I live in the world of monkeys near saltwater on the sunset side of the vast beyond. We have relations and ancestors all the way across to the sunrise side, so the old uncles say, impassable mountains in between. One of the mountains supposedly smokes, even spits fire! Legends, prophecy: somemonkey crossed over those fearsome peaks in some unexplained way to here, separating monkeydom. But, you see, a monkey one day will come along whose accidental courage will reunite us, even save the world and not only find him a mate—quest enough, we all agree. Anyway, it’s all the stuff of long discussion while mutually grooming in deep shade these hot afternoons, well fed: how could it be, that monkeys got where we are? Babies believe the legends, the old uncles believe the prophecy, but I’m a grownup now, or nearly, and on to grownup things.
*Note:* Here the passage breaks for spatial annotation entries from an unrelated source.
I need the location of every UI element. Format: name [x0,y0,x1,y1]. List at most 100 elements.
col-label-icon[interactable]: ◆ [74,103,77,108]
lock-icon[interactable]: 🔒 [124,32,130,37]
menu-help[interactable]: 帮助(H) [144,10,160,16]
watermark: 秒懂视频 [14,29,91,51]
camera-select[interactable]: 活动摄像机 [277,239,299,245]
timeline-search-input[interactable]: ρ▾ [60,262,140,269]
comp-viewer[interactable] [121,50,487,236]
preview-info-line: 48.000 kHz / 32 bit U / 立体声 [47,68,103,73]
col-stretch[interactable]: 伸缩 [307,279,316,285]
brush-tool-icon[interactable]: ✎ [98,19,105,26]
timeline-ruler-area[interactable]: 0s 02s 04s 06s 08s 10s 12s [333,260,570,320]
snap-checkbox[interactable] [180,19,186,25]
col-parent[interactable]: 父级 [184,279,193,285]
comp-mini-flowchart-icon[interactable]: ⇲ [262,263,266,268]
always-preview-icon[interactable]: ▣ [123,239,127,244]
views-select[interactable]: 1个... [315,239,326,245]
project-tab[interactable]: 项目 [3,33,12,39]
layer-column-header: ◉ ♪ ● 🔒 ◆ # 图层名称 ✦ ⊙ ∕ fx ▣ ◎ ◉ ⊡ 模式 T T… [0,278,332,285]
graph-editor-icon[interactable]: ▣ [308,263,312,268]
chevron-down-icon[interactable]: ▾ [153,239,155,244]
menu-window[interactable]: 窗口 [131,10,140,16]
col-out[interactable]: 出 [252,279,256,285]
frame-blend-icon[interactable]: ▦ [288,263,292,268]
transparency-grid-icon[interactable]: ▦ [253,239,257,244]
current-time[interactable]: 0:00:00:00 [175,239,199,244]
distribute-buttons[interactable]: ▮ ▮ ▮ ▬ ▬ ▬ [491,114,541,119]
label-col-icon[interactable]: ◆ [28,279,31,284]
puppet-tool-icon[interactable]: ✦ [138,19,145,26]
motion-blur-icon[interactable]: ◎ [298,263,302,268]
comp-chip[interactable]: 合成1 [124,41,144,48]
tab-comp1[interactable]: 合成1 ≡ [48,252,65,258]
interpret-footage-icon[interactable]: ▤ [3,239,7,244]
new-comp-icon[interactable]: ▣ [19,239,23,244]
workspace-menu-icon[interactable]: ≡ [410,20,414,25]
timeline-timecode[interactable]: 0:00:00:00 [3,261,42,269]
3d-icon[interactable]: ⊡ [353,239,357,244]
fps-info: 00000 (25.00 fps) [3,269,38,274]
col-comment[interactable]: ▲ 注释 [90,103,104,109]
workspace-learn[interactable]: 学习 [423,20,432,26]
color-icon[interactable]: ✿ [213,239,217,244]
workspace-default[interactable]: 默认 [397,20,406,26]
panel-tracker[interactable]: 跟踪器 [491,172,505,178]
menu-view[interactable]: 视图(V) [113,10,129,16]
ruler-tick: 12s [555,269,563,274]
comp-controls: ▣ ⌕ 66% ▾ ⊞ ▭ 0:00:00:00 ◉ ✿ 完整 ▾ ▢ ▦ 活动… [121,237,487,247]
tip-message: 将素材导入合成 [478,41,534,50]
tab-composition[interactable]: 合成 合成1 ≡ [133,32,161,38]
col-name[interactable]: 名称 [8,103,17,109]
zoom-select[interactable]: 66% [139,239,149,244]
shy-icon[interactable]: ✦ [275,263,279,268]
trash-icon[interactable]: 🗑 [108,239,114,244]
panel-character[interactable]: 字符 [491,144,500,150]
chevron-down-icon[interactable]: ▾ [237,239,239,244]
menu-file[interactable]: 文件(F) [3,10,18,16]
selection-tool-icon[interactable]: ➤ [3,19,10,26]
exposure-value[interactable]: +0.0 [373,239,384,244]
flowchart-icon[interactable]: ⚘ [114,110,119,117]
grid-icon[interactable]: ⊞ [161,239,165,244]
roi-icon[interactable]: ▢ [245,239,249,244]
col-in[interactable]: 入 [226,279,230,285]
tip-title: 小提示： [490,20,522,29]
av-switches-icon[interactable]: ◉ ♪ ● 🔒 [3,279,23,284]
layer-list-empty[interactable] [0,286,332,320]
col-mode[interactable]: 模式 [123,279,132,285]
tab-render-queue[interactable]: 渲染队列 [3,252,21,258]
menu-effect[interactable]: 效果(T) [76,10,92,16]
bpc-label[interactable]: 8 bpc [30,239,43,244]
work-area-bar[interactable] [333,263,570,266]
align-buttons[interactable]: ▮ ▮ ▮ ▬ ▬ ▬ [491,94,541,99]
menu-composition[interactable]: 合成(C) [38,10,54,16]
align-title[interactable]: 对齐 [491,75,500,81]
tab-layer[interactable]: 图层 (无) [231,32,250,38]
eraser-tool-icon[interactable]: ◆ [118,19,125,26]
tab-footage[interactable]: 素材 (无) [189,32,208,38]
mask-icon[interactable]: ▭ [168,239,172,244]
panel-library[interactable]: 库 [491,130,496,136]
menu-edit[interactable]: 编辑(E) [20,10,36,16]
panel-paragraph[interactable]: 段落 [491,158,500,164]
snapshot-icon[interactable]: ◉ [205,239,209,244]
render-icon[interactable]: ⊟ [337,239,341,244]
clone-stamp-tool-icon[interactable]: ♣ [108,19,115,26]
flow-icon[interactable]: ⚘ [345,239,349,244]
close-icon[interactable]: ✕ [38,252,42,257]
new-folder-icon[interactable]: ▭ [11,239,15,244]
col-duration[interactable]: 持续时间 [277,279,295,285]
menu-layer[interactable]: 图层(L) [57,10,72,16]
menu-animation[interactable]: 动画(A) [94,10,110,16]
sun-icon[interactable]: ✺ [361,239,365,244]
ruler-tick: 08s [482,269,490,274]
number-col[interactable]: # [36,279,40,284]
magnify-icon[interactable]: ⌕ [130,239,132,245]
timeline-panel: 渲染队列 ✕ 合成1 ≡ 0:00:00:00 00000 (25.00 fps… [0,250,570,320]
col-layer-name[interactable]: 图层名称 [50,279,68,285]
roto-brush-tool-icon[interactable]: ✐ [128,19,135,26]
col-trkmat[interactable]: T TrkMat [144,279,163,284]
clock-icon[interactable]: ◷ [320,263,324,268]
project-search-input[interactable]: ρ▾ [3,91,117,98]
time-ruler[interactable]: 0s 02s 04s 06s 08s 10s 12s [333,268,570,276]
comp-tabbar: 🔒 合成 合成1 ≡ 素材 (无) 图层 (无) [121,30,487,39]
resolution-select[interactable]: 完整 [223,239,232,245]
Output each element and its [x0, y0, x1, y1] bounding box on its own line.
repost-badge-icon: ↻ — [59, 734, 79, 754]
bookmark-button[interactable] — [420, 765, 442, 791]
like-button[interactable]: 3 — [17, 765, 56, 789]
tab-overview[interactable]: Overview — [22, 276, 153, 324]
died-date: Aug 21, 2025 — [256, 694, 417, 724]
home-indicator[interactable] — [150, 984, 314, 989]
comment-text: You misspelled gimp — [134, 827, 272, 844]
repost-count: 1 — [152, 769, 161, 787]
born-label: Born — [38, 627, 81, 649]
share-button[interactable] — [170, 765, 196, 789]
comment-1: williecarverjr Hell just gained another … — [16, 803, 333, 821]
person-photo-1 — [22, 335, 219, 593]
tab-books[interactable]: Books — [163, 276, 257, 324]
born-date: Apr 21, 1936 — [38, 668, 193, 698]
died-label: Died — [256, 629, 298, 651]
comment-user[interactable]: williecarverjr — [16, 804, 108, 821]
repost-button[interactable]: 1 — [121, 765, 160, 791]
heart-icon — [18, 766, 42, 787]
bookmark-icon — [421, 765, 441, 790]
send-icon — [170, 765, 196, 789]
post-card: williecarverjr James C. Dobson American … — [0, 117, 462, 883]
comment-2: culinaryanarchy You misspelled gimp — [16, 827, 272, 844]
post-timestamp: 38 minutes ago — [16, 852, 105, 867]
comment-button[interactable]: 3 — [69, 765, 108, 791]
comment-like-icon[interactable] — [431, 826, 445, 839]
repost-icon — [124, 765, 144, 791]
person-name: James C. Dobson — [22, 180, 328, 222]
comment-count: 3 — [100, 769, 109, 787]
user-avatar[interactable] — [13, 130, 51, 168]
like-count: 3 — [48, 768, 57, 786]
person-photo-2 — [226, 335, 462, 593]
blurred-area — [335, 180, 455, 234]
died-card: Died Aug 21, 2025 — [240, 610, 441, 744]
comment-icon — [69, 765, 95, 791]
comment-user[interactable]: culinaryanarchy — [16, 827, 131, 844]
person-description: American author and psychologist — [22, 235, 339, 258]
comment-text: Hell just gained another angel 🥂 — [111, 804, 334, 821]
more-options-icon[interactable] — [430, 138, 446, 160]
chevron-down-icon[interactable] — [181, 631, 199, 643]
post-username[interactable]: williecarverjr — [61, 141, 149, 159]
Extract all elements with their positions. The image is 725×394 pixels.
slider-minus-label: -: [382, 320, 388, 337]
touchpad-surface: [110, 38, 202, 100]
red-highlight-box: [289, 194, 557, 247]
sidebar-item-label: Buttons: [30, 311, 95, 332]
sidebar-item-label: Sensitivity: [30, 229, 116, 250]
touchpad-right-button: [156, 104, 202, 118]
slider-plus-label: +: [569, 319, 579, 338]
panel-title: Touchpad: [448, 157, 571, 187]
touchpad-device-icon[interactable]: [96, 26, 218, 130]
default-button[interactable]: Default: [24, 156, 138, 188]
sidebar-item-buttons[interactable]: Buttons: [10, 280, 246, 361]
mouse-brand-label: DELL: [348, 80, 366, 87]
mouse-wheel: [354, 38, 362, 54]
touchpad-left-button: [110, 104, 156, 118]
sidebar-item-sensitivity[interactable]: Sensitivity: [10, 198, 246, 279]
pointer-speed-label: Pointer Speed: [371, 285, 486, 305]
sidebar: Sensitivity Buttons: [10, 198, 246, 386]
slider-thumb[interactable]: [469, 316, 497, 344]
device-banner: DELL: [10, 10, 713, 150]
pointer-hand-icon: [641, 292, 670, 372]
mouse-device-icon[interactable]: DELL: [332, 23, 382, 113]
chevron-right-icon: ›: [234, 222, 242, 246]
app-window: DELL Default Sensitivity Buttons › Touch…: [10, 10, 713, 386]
I like this river we live near partly because the goers don’t come here much, except to look at the birds, our beautiful and distant cousins. I think the goers study them to perfect their own flight, which is messy, loud, and marks the sky with criss-crossing plumes. It’s the goers that make the world need saving, the old uncles say, more and more of them all the time, more and more imposing. I have noticed this even in my mere short life.
But some you-mens seem okay. Many are pleasing to look at, with fabulous black cushions of hair, or golden hair long as orchid tendrils, others with tresses red as sunsets. Once on the beach a large male caused a sensation among us—he was nearly hairy as a howler, once the peel was removed. And many you-mens are pleasant, unthreatening, a certain burbling of spirit. Some you-mens even call forth food from the land: these we call growers and consider cousins, if cautiously. But many again, the goers, we call them, are pure terror: loud, careless, unaware of the lives their sudden movements end. My old cousin Pooop got his name for his aim as the worst of them walked under us oblivious. But Pooop is dead. He climbed in their terrible black vines, lightning vines, we call them, lightning that burned that monkey so badly he smoked on the goer-stone below, that hard black stuff the goers use to make their go-ways, hot as sun.